Friday 16 October 2009

Quests

The Black and the White is a quest narrative. (I don't think I'm issuing any prospective spoilers in saying that.) And, at the moment, the writing of it feels a lot like a quest, too.

My central character, Martin, has no maps - nobody did in the fourteenth century, maps were political nor topographical - and he is having to navigate from one known point to the next, never knowing what each day's journey is going to bring.

And I'm doing something similar. While I was writing Not One of Us, I used a technique I have used in writing other novels: I had a general outline, I knew where it started and ended and I had a few 'set pieces' that I was working towards. Each new chapter was plotted as I came to it - before I started writing I would map out, spider-diagram fashion - what was going to happen in the next few pages. It helped me to see the themes I was bringing out, some of the conversations I might want the characters to have, the overall flow of the chapter and how it dovetailed in to what had gone before and was going to follow.

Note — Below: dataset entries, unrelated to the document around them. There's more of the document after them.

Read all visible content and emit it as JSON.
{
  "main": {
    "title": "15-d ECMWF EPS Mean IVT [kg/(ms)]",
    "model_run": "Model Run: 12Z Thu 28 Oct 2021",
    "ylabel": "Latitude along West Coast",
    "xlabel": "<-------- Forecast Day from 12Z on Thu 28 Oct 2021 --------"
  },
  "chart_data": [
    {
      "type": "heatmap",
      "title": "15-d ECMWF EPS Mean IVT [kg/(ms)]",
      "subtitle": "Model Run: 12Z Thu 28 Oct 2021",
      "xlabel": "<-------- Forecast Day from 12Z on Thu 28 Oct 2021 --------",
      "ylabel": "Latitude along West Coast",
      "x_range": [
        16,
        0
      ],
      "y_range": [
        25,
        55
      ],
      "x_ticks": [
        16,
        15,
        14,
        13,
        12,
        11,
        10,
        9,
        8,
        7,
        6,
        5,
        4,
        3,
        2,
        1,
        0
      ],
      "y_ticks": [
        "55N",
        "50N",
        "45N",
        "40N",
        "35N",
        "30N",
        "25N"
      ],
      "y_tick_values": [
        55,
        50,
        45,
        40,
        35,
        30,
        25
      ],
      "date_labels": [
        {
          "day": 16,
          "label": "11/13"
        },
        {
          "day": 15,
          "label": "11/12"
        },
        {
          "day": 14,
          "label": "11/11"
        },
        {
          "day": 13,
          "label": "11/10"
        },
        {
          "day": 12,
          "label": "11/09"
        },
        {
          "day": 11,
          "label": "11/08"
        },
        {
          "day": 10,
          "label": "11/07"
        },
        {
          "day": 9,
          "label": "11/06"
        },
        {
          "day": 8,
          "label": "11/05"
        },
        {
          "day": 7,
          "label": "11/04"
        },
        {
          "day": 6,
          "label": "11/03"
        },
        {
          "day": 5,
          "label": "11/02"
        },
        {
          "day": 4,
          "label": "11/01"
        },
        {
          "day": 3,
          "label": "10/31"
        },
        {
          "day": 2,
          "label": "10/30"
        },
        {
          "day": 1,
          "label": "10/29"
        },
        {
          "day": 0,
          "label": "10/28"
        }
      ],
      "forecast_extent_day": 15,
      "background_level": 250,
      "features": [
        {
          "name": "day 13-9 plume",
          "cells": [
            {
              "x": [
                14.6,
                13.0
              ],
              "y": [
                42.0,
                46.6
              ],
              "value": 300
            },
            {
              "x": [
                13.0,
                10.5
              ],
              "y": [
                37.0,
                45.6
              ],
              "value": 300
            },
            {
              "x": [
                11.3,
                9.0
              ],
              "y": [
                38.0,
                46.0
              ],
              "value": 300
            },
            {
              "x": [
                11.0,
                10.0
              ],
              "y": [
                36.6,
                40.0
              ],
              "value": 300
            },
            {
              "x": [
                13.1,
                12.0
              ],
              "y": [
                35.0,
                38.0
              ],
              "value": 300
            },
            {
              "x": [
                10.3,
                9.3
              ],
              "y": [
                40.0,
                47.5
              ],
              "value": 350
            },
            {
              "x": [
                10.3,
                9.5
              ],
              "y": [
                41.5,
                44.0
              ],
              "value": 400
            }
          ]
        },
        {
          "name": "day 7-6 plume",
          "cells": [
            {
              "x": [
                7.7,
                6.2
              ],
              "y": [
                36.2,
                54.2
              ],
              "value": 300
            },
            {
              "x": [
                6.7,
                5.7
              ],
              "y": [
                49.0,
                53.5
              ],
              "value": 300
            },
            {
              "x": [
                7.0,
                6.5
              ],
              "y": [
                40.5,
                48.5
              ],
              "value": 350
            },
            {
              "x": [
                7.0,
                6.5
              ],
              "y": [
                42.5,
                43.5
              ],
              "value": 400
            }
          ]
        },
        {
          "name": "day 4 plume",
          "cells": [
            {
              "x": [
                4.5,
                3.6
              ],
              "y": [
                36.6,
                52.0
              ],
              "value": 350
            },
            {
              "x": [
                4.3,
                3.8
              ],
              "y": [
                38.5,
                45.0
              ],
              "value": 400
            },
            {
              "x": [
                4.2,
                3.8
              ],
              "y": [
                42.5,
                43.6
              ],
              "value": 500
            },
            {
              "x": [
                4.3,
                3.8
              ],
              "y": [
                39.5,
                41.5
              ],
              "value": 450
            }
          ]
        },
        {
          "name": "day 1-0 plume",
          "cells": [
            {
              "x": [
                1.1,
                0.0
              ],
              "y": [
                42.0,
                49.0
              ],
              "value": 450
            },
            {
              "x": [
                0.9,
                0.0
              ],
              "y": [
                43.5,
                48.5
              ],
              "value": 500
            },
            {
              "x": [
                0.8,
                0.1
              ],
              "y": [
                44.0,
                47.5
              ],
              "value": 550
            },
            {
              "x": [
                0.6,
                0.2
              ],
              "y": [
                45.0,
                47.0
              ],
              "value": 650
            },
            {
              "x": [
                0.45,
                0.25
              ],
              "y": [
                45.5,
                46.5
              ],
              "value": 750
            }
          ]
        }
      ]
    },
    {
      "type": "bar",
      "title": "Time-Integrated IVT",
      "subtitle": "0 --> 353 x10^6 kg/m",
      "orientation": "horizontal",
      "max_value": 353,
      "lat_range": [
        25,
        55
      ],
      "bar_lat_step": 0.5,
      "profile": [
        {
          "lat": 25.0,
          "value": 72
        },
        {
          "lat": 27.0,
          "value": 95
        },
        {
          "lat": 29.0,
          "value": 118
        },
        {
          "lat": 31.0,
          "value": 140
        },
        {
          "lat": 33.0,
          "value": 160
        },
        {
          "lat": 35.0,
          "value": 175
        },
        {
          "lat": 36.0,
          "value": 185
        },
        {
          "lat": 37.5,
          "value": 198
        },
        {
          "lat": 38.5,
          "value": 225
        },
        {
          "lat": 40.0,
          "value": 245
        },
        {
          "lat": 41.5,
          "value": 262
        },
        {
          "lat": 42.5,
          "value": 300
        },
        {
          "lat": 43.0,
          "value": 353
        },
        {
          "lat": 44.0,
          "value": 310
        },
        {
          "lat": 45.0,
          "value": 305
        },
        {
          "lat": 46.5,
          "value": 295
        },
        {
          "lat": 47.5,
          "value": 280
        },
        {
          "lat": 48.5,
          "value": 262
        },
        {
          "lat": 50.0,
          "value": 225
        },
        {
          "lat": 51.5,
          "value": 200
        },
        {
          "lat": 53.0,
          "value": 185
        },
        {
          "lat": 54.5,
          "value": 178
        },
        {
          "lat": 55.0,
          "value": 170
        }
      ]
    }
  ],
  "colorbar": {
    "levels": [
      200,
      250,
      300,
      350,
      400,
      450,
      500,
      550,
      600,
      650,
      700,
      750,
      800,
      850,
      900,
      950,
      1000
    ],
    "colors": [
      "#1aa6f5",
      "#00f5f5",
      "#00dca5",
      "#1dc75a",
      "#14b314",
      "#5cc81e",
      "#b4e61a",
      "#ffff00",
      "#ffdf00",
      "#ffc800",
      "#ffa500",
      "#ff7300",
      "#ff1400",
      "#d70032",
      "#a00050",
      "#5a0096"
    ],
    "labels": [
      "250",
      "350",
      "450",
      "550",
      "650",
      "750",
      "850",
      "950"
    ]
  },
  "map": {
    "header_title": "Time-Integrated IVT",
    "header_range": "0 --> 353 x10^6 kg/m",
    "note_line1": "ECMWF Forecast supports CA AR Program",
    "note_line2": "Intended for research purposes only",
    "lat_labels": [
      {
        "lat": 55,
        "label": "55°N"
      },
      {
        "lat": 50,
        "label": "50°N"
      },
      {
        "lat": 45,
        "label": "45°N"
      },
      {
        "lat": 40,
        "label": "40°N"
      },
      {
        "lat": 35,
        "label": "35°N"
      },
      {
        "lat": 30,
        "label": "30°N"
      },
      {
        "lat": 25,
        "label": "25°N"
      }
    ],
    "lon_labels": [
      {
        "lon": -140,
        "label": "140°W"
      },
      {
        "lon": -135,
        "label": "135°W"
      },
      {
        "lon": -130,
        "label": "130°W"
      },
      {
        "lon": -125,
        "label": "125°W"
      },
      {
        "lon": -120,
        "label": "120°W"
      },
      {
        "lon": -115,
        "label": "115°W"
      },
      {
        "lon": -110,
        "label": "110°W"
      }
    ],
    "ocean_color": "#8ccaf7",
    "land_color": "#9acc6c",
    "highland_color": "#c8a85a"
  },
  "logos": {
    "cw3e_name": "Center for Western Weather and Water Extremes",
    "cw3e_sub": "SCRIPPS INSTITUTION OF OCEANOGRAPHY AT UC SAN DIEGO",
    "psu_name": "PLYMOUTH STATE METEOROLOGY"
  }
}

I'm not doing that this time. I didn't actually sit down and decide not to do it like that, I just started writing one day without making a chapter plan and found that things emerged as I was writing which would not have made their way into a spider diagram; so I came to the conclusion that that kind of roughing-out might actually be inhibiting my subconscious. Since this is where I think all my best writing comes from, I decided to give the new, freer, approach a go.

It's having its ups and downs. Like Martin, I'm prone to look up every now and then and think 'where on earth am I and how am I going to get to where I want to be from here?'. But, just as often, I find I'm looking up and thinking 'blimey, didn't know we were going there but I'm glad we did!'

In other respects, my approach is similar to what it's always been. I know the book's end. I know several big things that are going to happen but what happens between them is something the book and I are finding out in our own time.

It's slightly scary. But if I can tap into some of Martin's fear about what's going to happen, that can only be good. Can't it?

3 comments:

Frances Garrood said...

That's more or less what I do, Alis, and while it can sometimes lead to getting horribly stuck, like you, I love the surprises it brings. After all, it's like life, isn't it. Life is largely unplanned (or mine is, anyway) but we still manage to get from A to B (and C and D....). Good luck with it.

Alis said...

Thanks, Frances!

Akasha Savage. said...

Although I've always known how Bathory is going to end - I have pictured that final scene in my mind sooo many times - and I've always known what events will take place along the way, how I actually get from A to B I've left to my characters...they've not let me down so far! I never plan ahead, I just take each chapter as it comes.